A continuing strongly victim blaming culture, which is support by the behavioral focus of publicly promoted Road Safety interventions (which are focused on drink-driving, distraction, etc. not the road);

A continuing focus on roads for cars and trucks, while the safe amenity of vulnerable road users (pedestrians and two-wheeled vehicles) remain a secondary priority;

A common view that Road Safety is about the cosmetic add-on to guide road users (signage and line marking);

Safe system principles are not well known and are poorly understood, even in some Road Safety circles;

Safe systems principles are seen as beyond the financial reach of Brazil and mistakenly seen as irrelevant for the level of expenditure the country has for Road Safety.

Recommendation 8.18: Within roads agencies especially at state levels, realign organizations to address structural factors that underlie the slow progress towards safer road designs and operation:

The small number of Road Safety staff who have a better understanding of safe systems are typically marginalized and disempowered;

Road Safety is often restricted to control of lines and signs only and may have no input to new road design and building, intersection management, or road design guidelines.

Recommendation 8.19: Improve the roadside safety furniture, including:

Unsafe end terminals on guardrail, such as fishtails and sloped ends;

Unsafe ends on concrete barriers and bridge walls, including vertical concrete ends and sloped end terminals (often known as launching pads for the way cars go airborne on impact);

Guardrail which has been damaged in crashes and is no longer effective must be repaired;

Power and other poles are placed near roads creating risk of impact with infrangible objects.

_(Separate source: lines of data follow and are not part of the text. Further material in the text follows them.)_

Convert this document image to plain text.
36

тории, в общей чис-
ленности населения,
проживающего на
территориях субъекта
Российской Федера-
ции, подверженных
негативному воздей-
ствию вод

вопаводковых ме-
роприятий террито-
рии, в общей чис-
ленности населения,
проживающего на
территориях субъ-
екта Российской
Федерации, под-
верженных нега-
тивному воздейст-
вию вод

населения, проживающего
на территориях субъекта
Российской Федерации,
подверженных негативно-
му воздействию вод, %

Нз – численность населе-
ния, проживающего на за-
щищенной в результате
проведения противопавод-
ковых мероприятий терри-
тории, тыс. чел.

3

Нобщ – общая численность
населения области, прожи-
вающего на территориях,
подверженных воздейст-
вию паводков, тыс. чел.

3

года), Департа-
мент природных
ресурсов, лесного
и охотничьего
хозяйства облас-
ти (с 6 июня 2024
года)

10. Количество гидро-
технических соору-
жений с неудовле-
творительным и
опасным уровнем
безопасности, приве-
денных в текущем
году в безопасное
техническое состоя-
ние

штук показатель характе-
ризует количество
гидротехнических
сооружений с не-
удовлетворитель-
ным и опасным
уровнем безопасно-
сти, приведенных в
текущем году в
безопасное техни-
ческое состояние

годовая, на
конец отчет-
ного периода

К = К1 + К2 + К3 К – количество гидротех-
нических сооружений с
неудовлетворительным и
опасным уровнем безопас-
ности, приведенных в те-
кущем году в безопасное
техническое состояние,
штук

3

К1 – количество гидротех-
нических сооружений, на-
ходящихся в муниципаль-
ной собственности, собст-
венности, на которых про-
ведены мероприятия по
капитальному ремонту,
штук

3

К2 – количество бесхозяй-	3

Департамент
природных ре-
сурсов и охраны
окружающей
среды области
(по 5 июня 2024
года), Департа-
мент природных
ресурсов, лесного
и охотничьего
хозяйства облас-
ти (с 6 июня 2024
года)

Policies to place these as far from the road as possible or protect them with barriers (especially poles on the outside of curves) will significantly assist Road Safety.

Recommendation 8.20: The state road authorities in some states collect animals from the roadway to prevent serious crashes into animals (especially at night). However, these animals are maintained on farms at significant expense due to inability to destroy or sell the animals. It is recommended that this inability to get rid of unwanted animals be resolved by allowing that the animal can be humanely destroyed or sold for other uses, after a short time in which the owner can (for a fee) collect the animal. This would allow expansion of the program and yet reduce net costs.

Within Area of Opportunity 8, a number of recommendations which will take medium term to fully embed as ongoing processes, can nonetheless be started in the short term, including 8.1, 8.2, 8.3 8.6, 8.7, 8.13, 8.16, and 8.19. Actions 8.1, 8.3, 8.7, 8.13, 8.19 all offer feasible opportunities for early wins in Road Safety delivery if they can be initiated in a short timeframe at state and/or federal levels. The remaining recommendations are suggested as medium term actions, except recommendation 8.9, which is longer term.